Мне это показалось очень странным.
— Что он сюда больше не вернется.
Я взглянул на вешалку в прихожей. Только ее плащи и куртки. Там всегда висело его пальто.
— Это правда?
Мод улыбалась широко, без тени печали или тревоги. Так или иначе, она прожила с этим человеком многие годы.
— И ты говоришь мне это сейчас?
— А когда я должна была это сказать?
— Ну то есть… Просто ты говоришь об этом с такой легкостью.
— Не вижу смысла драматизировать. Это устраивает нас обоих.
— И когда это произошло?
— Позавчера. Он переезжает в Лондон. Разумеется. — Туда постоянно уезжало много шведов. — А я туда не хочу. Он спросил, почему, и я ответила как есть, что жду ребенка и хочу рожать дома.
— И?
— Он стоял вот здесь… — Мод указала на порог кухни.
— И упал вот сюда? — Я указал на пол.
Мод снова рассмеялась.
— Нет, — ответила она. — Он не может быть отцом. Он никогда не был на это способен.
Она молча посмотрела на то самое место, где стоял Стернер, когда она сообщила ему о своей беременности. Пауза затянулась, и я понял, что он стоит там до сих пор и будет стоять так еще долго, хотя она это отрицала и не желала драматизировать ситуацию. Быть может, на самом деле, не она, а он, именно он, не захотел драматизировать ситуацию — принял известие спокойно и не потерял рассудок от горя и ревности. Стернер был джентльмен и гангстер в одном лице. О чем этот человек думал в ту минуту, можно лишь догадываться. Несколько дней назад он узнал, что ему не достанется места в новом правительстве. По словам Мод он только пожал плечами.

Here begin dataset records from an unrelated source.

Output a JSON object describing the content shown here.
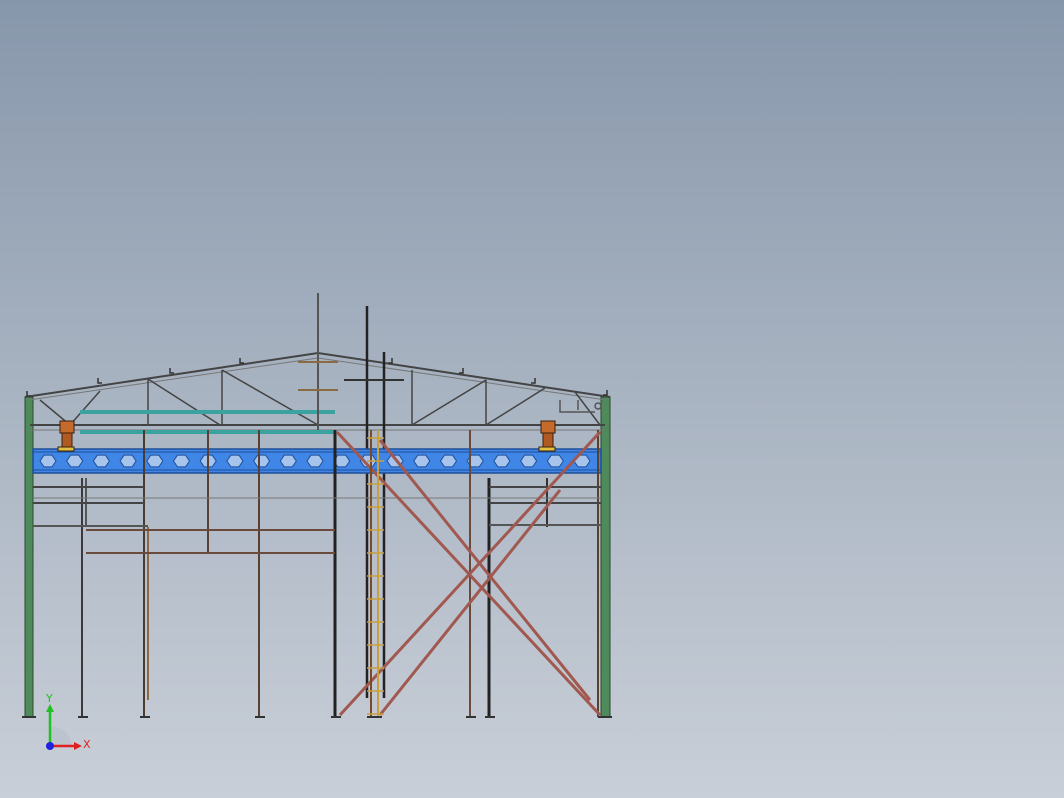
{
  "window": {
    "title": ""
  },
  "viewport": {
    "background_top": "#8797ab",
    "background_bottom": "#c9cfd8"
  },
  "model": {
    "description_colors": {
      "column_green": "#4f8a5a",
      "steel_dark": "#3a3a3a",
      "steel_rust": "#8a5a3a",
      "brace_red": "#a0584f",
      "beam_blue": "#3f86e6",
      "beam_blue_dark": "#2a5fb0",
      "teal_pipe": "#3aa3a0",
      "hoist_orange": "#c46a2a",
      "ladder_yellow": "#c8a040"
    }
  },
  "triad": {
    "x_label": "X",
    "y_label": "Y",
    "x_color": "#e02020",
    "y_color": "#20c020",
    "z_color": "#2020e0"
  }
}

— Он никогда и не стремился стать членом правительства.
Я верил ей.
— Это был просто отвлекающий маневр.
Журналисты не понимали, зачем председателю правления концерна «Гриффель» нужна большая политика. Многие полагали, что в промышленности он был на своем месте.

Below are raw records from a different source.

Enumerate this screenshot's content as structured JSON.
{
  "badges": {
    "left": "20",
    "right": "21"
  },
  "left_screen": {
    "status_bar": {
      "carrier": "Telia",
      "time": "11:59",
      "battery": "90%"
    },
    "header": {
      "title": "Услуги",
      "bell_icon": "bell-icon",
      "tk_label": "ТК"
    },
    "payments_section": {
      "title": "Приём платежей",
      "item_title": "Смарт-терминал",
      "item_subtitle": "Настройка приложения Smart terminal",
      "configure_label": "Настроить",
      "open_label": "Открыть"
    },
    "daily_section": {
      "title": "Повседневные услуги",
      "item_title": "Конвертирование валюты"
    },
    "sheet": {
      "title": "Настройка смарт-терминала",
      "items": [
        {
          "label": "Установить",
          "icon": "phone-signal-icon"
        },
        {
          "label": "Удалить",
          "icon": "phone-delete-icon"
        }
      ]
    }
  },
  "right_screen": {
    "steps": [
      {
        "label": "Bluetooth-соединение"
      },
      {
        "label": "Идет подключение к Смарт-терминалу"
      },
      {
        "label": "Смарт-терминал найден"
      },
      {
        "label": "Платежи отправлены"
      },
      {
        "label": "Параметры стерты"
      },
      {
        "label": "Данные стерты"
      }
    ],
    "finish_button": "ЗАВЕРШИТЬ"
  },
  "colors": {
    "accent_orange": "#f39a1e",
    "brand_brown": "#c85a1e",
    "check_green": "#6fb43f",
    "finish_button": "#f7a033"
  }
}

— Не беспокойся, — сказала она. — Он знает, что это не ты.
— А он знает, что это Генри?
Мод кивнула, ее палец до сих пор указывал на то место, где стоял Стернер.
— Я рассказала об этом не сразу, чтобы он не мог заставить меня избавиться от ребенка.
— А он бы попытался? — спросил я. — Если бы мог.
Мод оторвала взгляд от пола и посмотрела на меня. Улыбка ее стала более напряженной.
— Теперь это уже не важно, — ответила она.
Ребенок был жив, она сохранила его, ради того, кого предали, ради себя самой.
— Ты хочешь, чтобы я остался?
— А чего хочешь ты?
Я попытался осмыслить сказанное.
— Хотя зачем я тебе такая?
На Мод была широкая рубашка, она приподняла ее, чтобы показать мне, как вырос живот.
— Я раздулась как шар, как только рассказала ему об этом.
Не дожидаясь ответа, она повернулась и, непривычно широко расставляя ноги, побрела в спальню.
— Делай что хочешь, — сказала она. — Я пойду лягу.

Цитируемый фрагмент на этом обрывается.